This week, amidst obsessively checking for houses coming on the market and trying to stop myself mentally moving in to one I like, I have been researching the lives of Alice and May. The full story will appear on Granny’s Tales shortly. Alice and May are not newcomers to my family tree; I have known them all my life. I should qualify that, they both died before I was born but their photographs are in the treasured family album and they formed part of the lexicon of family lore that was repeated by my mother and great aunt. ‘Auntie Alice’ was one of my great grandmother’s sisters and ‘Cousin May’ was her daughter. The stories went something like this:
Alice’s first husband was a Mr Fludder, who was May’s father. Alice then married Mr Hart. May married a William Pleoney or Fleoney. Auntie Alice died in a fire when home alone in Whitstable, Kent. Normally, the family stories that were passed to me have proved to be pretty accurate when placed under the scrutiny of documentary family history research; not so these ‘facts’ about Alice and May. Decades ago, I established that almost everything I’d been told about Alice and May was wrong.

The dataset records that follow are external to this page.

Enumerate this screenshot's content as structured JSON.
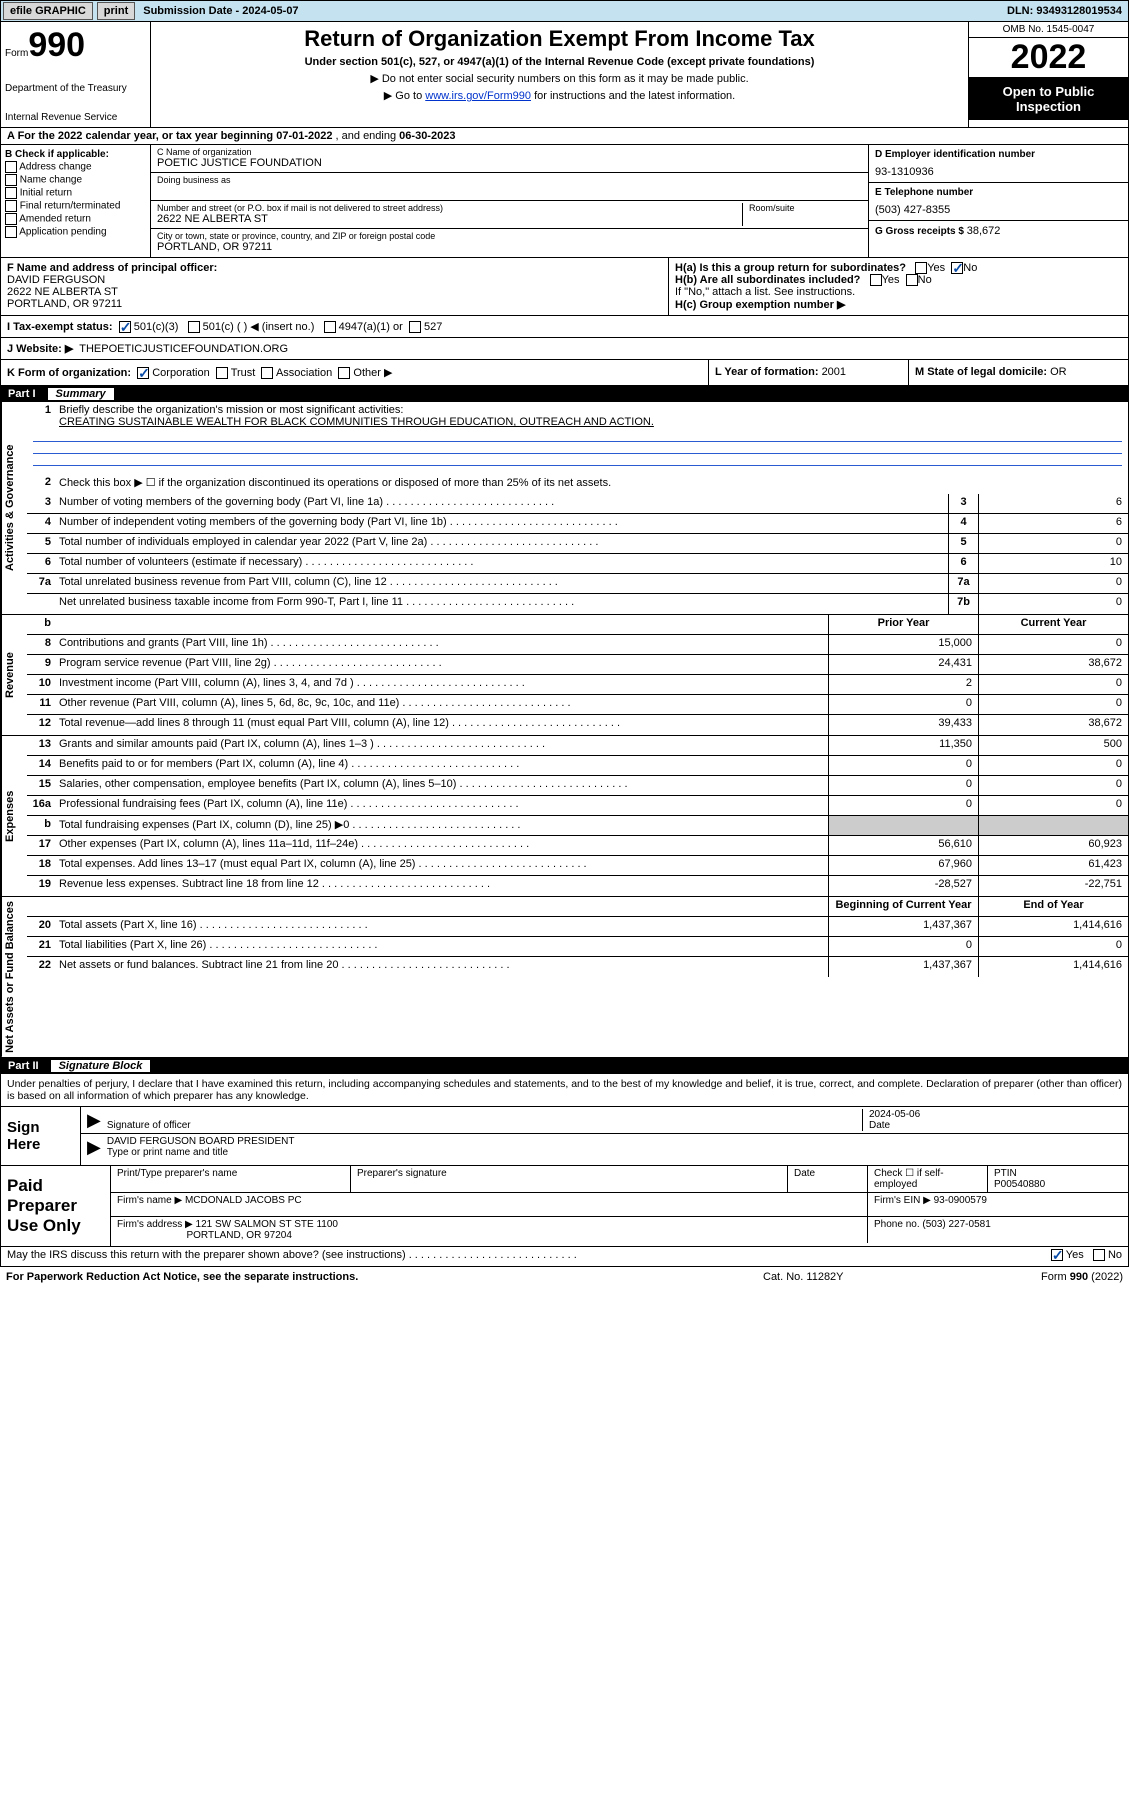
{
  "topbar": {
    "efile": "efile GRAPHIC",
    "print": "print",
    "submission_label": "Submission Date - ",
    "submission_date": "2024-05-07",
    "dln_label": "DLN: ",
    "dln": "93493128019534"
  },
  "header": {
    "form_word": "Form",
    "form_number": "990",
    "dept": "Department of the Treasury",
    "irs": "Internal Revenue Service",
    "title": "Return of Organization Exempt From Income Tax",
    "sub": "Under section 501(c), 527, or 4947(a)(1) of the Internal Revenue Code (except private foundations)",
    "note1": "▶ Do not enter social security numbers on this form as it may be made public.",
    "note2_pre": "▶ Go to ",
    "note2_link": "www.irs.gov/Form990",
    "note2_post": " for instructions and the latest information.",
    "omb": "OMB No. 1545-0047",
    "year": "2022",
    "open": "Open to Public Inspection"
  },
  "row_a": {
    "text_pre": "A For the 2022 calendar year, or tax year beginning ",
    "begin": "07-01-2022",
    "mid": " , and ending ",
    "end": "06-30-2023"
  },
  "col_b": {
    "title": "B Check if applicable:",
    "items": [
      "Address change",
      "Name change",
      "Initial return",
      "Final return/terminated",
      "Amended return",
      "Application pending"
    ]
  },
  "col_c": {
    "name_lbl": "C Name of organization",
    "name": "POETIC JUSTICE FOUNDATION",
    "dba_lbl": "Doing business as",
    "dba": "",
    "street_lbl": "Number and street (or P.O. box if mail is not delivered to street address)",
    "room_lbl": "Room/suite",
    "street": "2622 NE ALBERTA ST",
    "city_lbl": "City or town, state or province, country, and ZIP or foreign postal code",
    "city": "PORTLAND, OR  97211"
  },
  "col_d": {
    "ein_lbl": "D Employer identification number",
    "ein": "93-1310936",
    "phone_lbl": "E Telephone number",
    "phone": "(503) 427-8355",
    "gross_lbl": "G Gross receipts $ ",
    "gross": "38,672"
  },
  "row_f": {
    "f_lbl": "F Name and address of principal officer:",
    "f_name": "DAVID FERGUSON",
    "f_addr1": "2622 NE ALBERTA ST",
    "f_addr2": "PORTLAND, OR  97211",
    "i_lbl": "I   Tax-exempt status:",
    "i_501c3": "501(c)(3)",
    "i_501c": "501(c) (   ) ◀ (insert no.)",
    "i_4947": "4947(a)(1) or",
    "i_527": "527",
    "j_lbl": "J   Website: ▶",
    "j_val": "THEPOETICJUSTICEFOUNDATION.ORG",
    "ha_lbl": "H(a)  Is this a group return for subordinates?",
    "hb_lbl": "H(b)  Are all subordinates included?",
    "hb_note": "If \"No,\" attach a list. See instructions.",
    "hc_lbl": "H(c)  Group exemption number ▶",
    "yes": "Yes",
    "no": "No"
  },
  "row_k": {
    "k_lbl": "K Form of organization:",
    "k_corp": "Corporation",
    "k_trust": "Trust",
    "k_assoc": "Association",
    "k_other": "Other ▶",
    "l_lbl": "L Year of formation: ",
    "l_val": "2001",
    "m_lbl": "M State of legal domicile: ",
    "m_val": "OR"
  },
  "part1": {
    "name": "Part I",
    "title": "Summary",
    "q1_lbl": "Briefly describe the organization's mission or most significant activities:",
    "q1_val": "CREATING SUSTAINABLE WEALTH FOR BLACK COMMUNITIES THROUGH EDUCATION, OUTREACH AND ACTION.",
    "q2": "Check this box ▶ ☐ if the organization discontinued its operations or disposed of more than 25% of its net assets.",
    "vtabs": [
      "Activities & Governance",
      "Revenue",
      "Expenses",
      "Net Assets or Fund Balances"
    ],
    "colhdr_prior": "Prior Year",
    "colhdr_current": "Current Year",
    "colhdr_begin": "Beginning of Current Year",
    "colhdr_end": "End of Year",
    "rows_gov": [
      {
        "n": "3",
        "d": "Number of voting members of the governing body (Part VI, line 1a)",
        "b": "3",
        "v": "6"
      },
      {
        "n": "4",
        "d": "Number of independent voting members of the governing body (Part VI, line 1b)",
        "b": "4",
        "v": "6"
      },
      {
        "n": "5",
        "d": "Total number of individuals employed in calendar year 2022 (Part V, line 2a)",
        "b": "5",
        "v": "0"
      },
      {
        "n": "6",
        "d": "Total number of volunteers (estimate if necessary)",
        "b": "6",
        "v": "10"
      },
      {
        "n": "7a",
        "d": "Total unrelated business revenue from Part VIII, column (C), line 12",
        "b": "7a",
        "v": "0"
      },
      {
        "n": "",
        "d": "Net unrelated business taxable income from Form 990-T, Part I, line 11",
        "b": "7b",
        "v": "0"
      }
    ],
    "rows_rev": [
      {
        "n": "8",
        "d": "Contributions and grants (Part VIII, line 1h)",
        "p": "15,000",
        "c": "0"
      },
      {
        "n": "9",
        "d": "Program service revenue (Part VIII, line 2g)",
        "p": "24,431",
        "c": "38,672"
      },
      {
        "n": "10",
        "d": "Investment income (Part VIII, column (A), lines 3, 4, and 7d )",
        "p": "2",
        "c": "0"
      },
      {
        "n": "11",
        "d": "Other revenue (Part VIII, column (A), lines 5, 6d, 8c, 9c, 10c, and 11e)",
        "p": "0",
        "c": "0"
      },
      {
        "n": "12",
        "d": "Total revenue—add lines 8 through 11 (must equal Part VIII, column (A), line 12)",
        "p": "39,433",
        "c": "38,672"
      }
    ],
    "rows_exp": [
      {
        "n": "13",
        "d": "Grants and similar amounts paid (Part IX, column (A), lines 1–3 )",
        "p": "11,350",
        "c": "500"
      },
      {
        "n": "14",
        "d": "Benefits paid to or for members (Part IX, column (A), line 4)",
        "p": "0",
        "c": "0"
      },
      {
        "n": "15",
        "d": "Salaries, other compensation, employee benefits (Part IX, column (A), lines 5–10)",
        "p": "0",
        "c": "0"
      },
      {
        "n": "16a",
        "d": "Professional fundraising fees (Part IX, column (A), line 11e)",
        "p": "0",
        "c": "0"
      },
      {
        "n": "b",
        "d": "Total fundraising expenses (Part IX, column (D), line 25) ▶0",
        "p": "",
        "c": "",
        "shade": true
      },
      {
        "n": "17",
        "d": "Other expenses (Part IX, column (A), lines 11a–11d, 11f–24e)",
        "p": "56,610",
        "c": "60,923"
      },
      {
        "n": "18",
        "d": "Total expenses. Add lines 13–17 (must equal Part IX, column (A), line 25)",
        "p": "67,960",
        "c": "61,423"
      },
      {
        "n": "19",
        "d": "Revenue less expenses. Subtract line 18 from line 12",
        "p": "-28,527",
        "c": "-22,751"
      }
    ],
    "rows_net": [
      {
        "n": "20",
        "d": "Total assets (Part X, line 16)",
        "p": "1,437,367",
        "c": "1,414,616"
      },
      {
        "n": "21",
        "d": "Total liabilities (Part X, line 26)",
        "p": "0",
        "c": "0"
      },
      {
        "n": "22",
        "d": "Net assets or fund balances. Subtract line 21 from line 20",
        "p": "1,437,367",
        "c": "1,414,616"
      }
    ]
  },
  "part2": {
    "name": "Part II",
    "title": "Signature Block",
    "decl": "Under penalties of perjury, I declare that I have examined this return, including accompanying schedules and statements, and to the best of my knowledge and belief, it is true, correct, and complete. Declaration of preparer (other than officer) is based on all information of which preparer has any knowledge.",
    "sign_here": "Sign Here",
    "sig_officer_lbl": "Signature of officer",
    "date_lbl": "Date",
    "sig_date": "2024-05-06",
    "name_title": "DAVID FERGUSON  BOARD PRESIDENT",
    "name_title_lbl": "Type or print name and title",
    "paid_prep": "Paid Preparer Use Only",
    "pt_name_lbl": "Print/Type preparer's name",
    "pt_sig_lbl": "Preparer's signature",
    "pt_date_lbl": "Date",
    "pt_check_lbl": "Check ☐ if self-employed",
    "ptin_lbl": "PTIN",
    "ptin": "P00540880",
    "firm_name_lbl": "Firm's name    ▶",
    "firm_name": "MCDONALD JACOBS PC",
    "firm_ein_lbl": "Firm's EIN ▶",
    "firm_ein": "93-0900579",
    "firm_addr_lbl": "Firm's address ▶",
    "firm_addr1": "121 SW SALMON ST STE 1100",
    "firm_addr2": "PORTLAND, OR  97204",
    "firm_phone_lbl": "Phone no. ",
    "firm_phone": "(503) 227-0581",
    "may_discuss": "May the IRS discuss this return with the preparer shown above? (see instructions)",
    "yes": "Yes",
    "no": "No"
  },
  "footer": {
    "left": "For Paperwork Reduction Act Notice, see the separate instructions.",
    "mid": "Cat. No. 11282Y",
    "right": "Form 990 (2022)"
  }
}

May was illegitimate. Her birth was registered as May Bula Dawson. Although there were Fludders in the area, there is no evidence that Alice was ever in a relationship with on of them and she certainly didn’t marry one. When Alice married Thomas Sanders Hart, a widower, nine years after May’s birth, May took the surname Hart and was to claim that Thomas Hart was her father when she married. Married that is to a William Dear. Goodness knows where Phleoney came from. Who was May’s father? For a long time I suspected the solitary Mr Bula who could be found in the census closest to May’s birth. Was it indeed a Mr Fludder? Was it, as May claimed, Thomas Hart? I am now, thanks to help from another researcher, pretty sure I know which is correct but I am afraid you will have to wait for the release of Alice and May’s story to find out.
Then there was the ‘burnt to death in a fire’. Well not unless she caught pneumonia as a result she wasn’t, as pneumonia, coma and thrombosis is what is on Alice’s death certificate. I looked in the newspapers, for mentions of a fire in Whitstable around the time of Alice’s death to no avail. This week I tried again. Additional newspapers have been made available. Yes, there was a fire, yes someone died whilst home alone but it wasn’t Alice. Who lost their life? Why did the family think it was Alice? Stand by for the big reveal, although diligent researchers might be able to get there first, even with just the few clues that I have given you here.
Finally, I’d welcome comments on May’s attire in this photograph. She was born in 1889, surely this is shockingly short. Could it be some kind of theatrical costume? The never-ending hunt continues.